En la gran mayoría de los casos, no. La epistaxis difusa anterior es común y rara vez peligrosa. El verdadero riesgo está en los sangrados profusos que no se detienen, los cuales pueden causar anemia o indicar un problema de salud más serio. Si se controla con compresión en menos de 20 minutos y no se repite con frecuencia, no suele ser motivo de alarma.
¿Debo echarme la cabeza hacia atrás para detenerlo?
¡NO! Es un error común. Al echar la cabeza hacia atrás, la sangre fluye hacia la garganta y puede causar náuseas, vómito o incluso aspiración. La posición correcta es sentarse, inclinarse ligeramente HACIA ADELANTE y respirar por la boca, mientras se comprime la parte blanda de la nariz. Así la sangre sale hacia fuera y se puede medir la cantidad.
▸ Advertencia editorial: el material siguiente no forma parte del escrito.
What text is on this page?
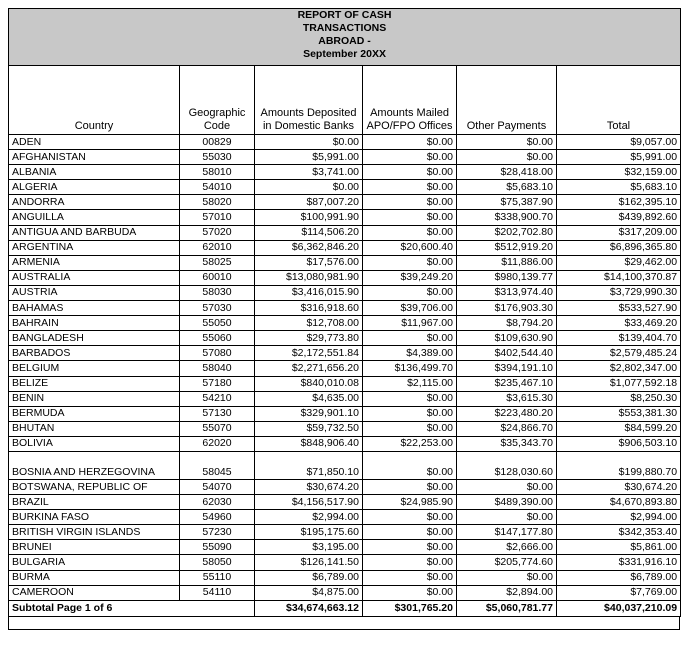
REPORT OF CASH
TRANSACTIONS
ABROAD -
September 20XX					

Country	Geographic Code	Amounts Deposited in Domestic Banks	Amounts Mailed APO/FPO Offices	Other Payments	Total
ADEN	00829	$0.00	$0.00	$0.00	$9,057.00
AFGHANISTAN	55030	$5,991.00	$0.00	$0.00	$5,991.00
ALBANIA	58010	$3,741.00	$0.00	$28,418.00	$32,159.00
ALGERIA	54010	$0.00	$0.00	$5,683.10	$5,683.10
ANDORRA	58020	$87,007.20	$0.00	$75,387.90	$162,395.10
ANGUILLA	57010	$100,991.90	$0.00	$338,900.70	$439,892.60
ANTIGUA AND BARBUDA	57020	$114,506.20	$0.00	$202,702.80	$317,209.00
ARGENTINA	62010	$6,362,846.20	$20,600.40	$512,919.20	$6,896,365.80
ARMENIA	58025	$17,576.00	$0.00	$11,886.00	$29,462.00
AUSTRALIA	60010	$13,080,981.90	$39,249.20	$980,139.77	$14,100,370.87
AUSTRIA	58030	$3,416,015.90	$0.00	$313,974.40	$3,729,990.30
BAHAMAS	57030	$316,918.60	$39,706.00	$176,903.30	$533,527.90
BAHRAIN	55050	$12,708.00	$11,967.00	$8,794.20	$33,469.20
BANGLADESH	55060	$29,773.80	$0.00	$109,630.90	$139,404.70
BARBADOS	57080	$2,172,551.84	$4,389.00	$402,544.40	$2,579,485.24
BELGIUM	58040	$2,271,656.20	$136,499.70	$394,191.10	$2,802,347.00
BELIZE	57180	$840,010.08	$2,115.00	$235,467.10	$1,077,592.18
BENIN	54210	$4,635.00	$0.00	$3,615.30	$8,250.30
BERMUDA	57130	$329,901.10	$0.00	$223,480.20	$553,381.30
BHUTAN	55070	$59,732.50	$0.00	$24,866.70	$84,599.20
BOLIVIA	62020	$848,906.40	$22,253.00	$35,343.70	$906,503.10
BOSNIA AND HERZEGOVINA	58045	$71,850.10	$0.00	$128,030.60	$199,880.70
BOTSWANA, REPUBLIC OF	54070	$30,674.20	$0.00	$0.00	$30,674.20
BRAZIL	62030	$4,156,517.90	$24,985.90	$489,390.00	$4,670,893.80
BURKINA FASO	54960	$2,994.00	$0.00	$0.00	$2,994.00
BRITISH VIRGIN ISLANDS	57230	$195,175.60	$0.00	$147,177.80	$342,353.40
BRUNEI	55090	$3,195.00	$0.00	$2,666.00	$5,861.00
BULGARIA	58050	$126,141.50	$0.00	$205,774.60	$331,916.10
BURMA	55110	$6,789.00	$0.00	$0.00	$6,789.00
CAMEROON	54110	$4,875.00	$0.00	$2,894.00	$7,769.00
Subtotal Page 1 of 6		$34,674,663.12	$301,765.20	$5,060,781.77	$40,037,210.09
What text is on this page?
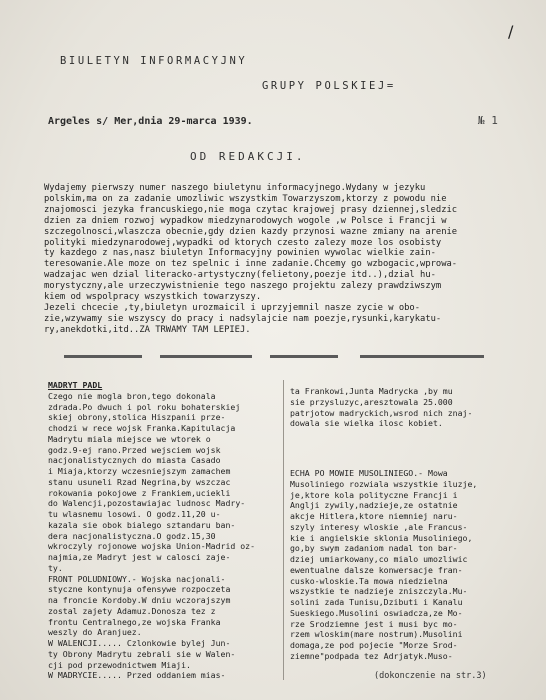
/
BIULETYN INFORMACYJNY
GRUPY POLSKIEJ=
Argeles s/ Mer,dnia 29-marca 1939.	№ 1
OD REDAKCJI.
Wydajemy pierwszy numer naszego biuletynu informacyjnego.Wydany w jezyku
polskim,ma on za zadanie umozliwic wszystkim Towarzyszom,ktorzy z powodu nie
znajomosci jezyka francuskiego,nie moga czytac krajowej prasy dziennej,sledzic
dzien za dniem rozwoj wypadkow miedzynarodowych wogole ,w Polsce i Francji w
szczegolnosci,wlaszcza obecnie,gdy dzien kazdy przynosi wazne zmiany na arenie
polityki miedzynarodowej,wypadki od ktorych czesto zalezy moze los osobisty
ty kazdego z nas,nasz biuletyn Informacyjny powinien wywolac wielkie zain-
teresowanie.Ale moze on tez spelnic i inne zadanie.Chcemy go wzbogacic,wprowa-
wadzajac wen dzial literacko-artystyczny(felietony,poezje itd..),dzial hu-
morystyczny,ale urzeczywistnienie tego naszego projektu zalezy prawdziwszym
kiem od wspolpracy wszystkich towarzyszy.
Jezeli chcecie ,ty,biuletyn urozmaicil i uprzyjemnil nasze zycie w obo-
zie,wzywamy sie wszyscy do pracy i nadsylajcie nam poezje,rysunki,karykatu-
ry,anekdotki,itd..ZA TRWAMY TAM LEPIEJ.
MADRYT PADL
Czego nie mogla bron,tego dokonala
zdrada.Po dwuch i pol roku bohaterskiej
skiej obrony,stolica Hiszpanii prze-
chodzi w rece wojsk Franka.Kapitulacja
Madrytu miala miejsce we wtorek o
godz.9-ej rano.Przed wejsciem wojsk
nacjonalistycznych do miasta Casado
i Miaja,ktorzy wczesniejszym zamachem
stanu usuneli Rzad Negrina,by wszczac
rokowania pokojowe z Frankiem,uciekli
do Walencji,pozostawiajac ludnosc Madry-
tu wlasnemu losowi. O godz.11,20 u-
kazala sie obok bialego sztandaru ban-
dera nacjonalistyczna.O godz.15,30
wkroczyly rojonowe wojska Union-Madrid oz-
najmia,ze Madryt jest w calosci zaje-
ty.
FRONT POLUDNIOWY.- Wojska nacjonali-
styczne kontynuja ofensywe rozpoczeta
na froncie Kordoby.W dniu wczorajszym
zostal zajety Adamuz.Donosza tez z
frontu Centralnego,ze wojska Franka
weszly do Aranjuez.
W WALENCJI..... Czlonkowie bylej Jun-
ty Obrony Madrytu zebrali sie w Walen-
cji pod przewodnictwem Miaji.
W MADRYCIE..... Przed oddaniem mias-
ta Frankowi,Junta Madrycka ,by mu
sie przysluzyc,aresztowala 25.000
patrjotow madryckich,wsrod nich znaj-
dowala sie wielka ilosc kobiet.
ECHA PO MOWIE MUSOLINIEGO.- Mowa
Musoliniego rozwiala wszystkie iluzje,
je,ktore kola polityczne Francji i
Anglji zywily,nadzieje,ze ostatnie
akcje Hitlera,ktore niemniej naru-
szyly interesy wloskie ,ale Francus-
kie i angielskie sklonia Musoliniego,
go,by swym zadaniom nadal ton bar-
dziej umiarkowany,co mialo umozliwic
ewentualne dalsze konwersacje fran-
cusko-wloskie.Ta mowa niedzielna
wszystkie te nadzieje zniszczyla.Mu-
solini zada Tunisu,Dzibuti i Kanalu
Sueskiego.Musolini oswiadcza,ze Mo-
rze Srodziemne jest i musi byc mo-
rzem wloskim(mare nostrum).Musolini
domaga,ze pod pojecie "Morze Srod-
ziemne"podpada tez Adrjatyk.Muso-
(dokonczenie na str.3)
¿El clima caliente de mi ciudad lo causa?
Sí, es un factor contribuyente importante. El calor y la baja humedad, típicos de muchas regiones de México, resecan mucho la mucosa nasal. Esta sequedad forma costras que, al desprenderse, rompen los pequeños vasos. La recomendación es aumentar la hidratación interna (beber agua) y externa (usar spray salino) durante estas épocas.
¿Cuándo es una emergencia?
Es una emergencia y debe acudir a urgencias si: 1) El sangrado no se detiene tras 20 minutos de compresión firme y continua. 2) El sangrado es tan abundante que siente que se atraganta o vomita sangre. 3) Se siente mareado, débil, con palidez o su corazón late muy rápido, lo que sugiere una pérdida de sangre significativa. 4) El sangrado comenzó después de un golpe fuerte en la cabeza o la cara.
¿Qué estudios necesito si me pasa seguido?
Si es recurrente, su médico probablemente solicitará una Biometría Hemática para ver sus niveles de hemoglobina y plaquetas, y pruebas de coagulación (TP y TTP) si hay sospecha de un problema en la sangre o toma medicamentos. La prueba más importante es la exploración por un Otorrinolaringólogo, quien con un rinoscopio puede ver el estado de su mucosa nasal y aplicar un tratamiento local definitivo, como una cauterización.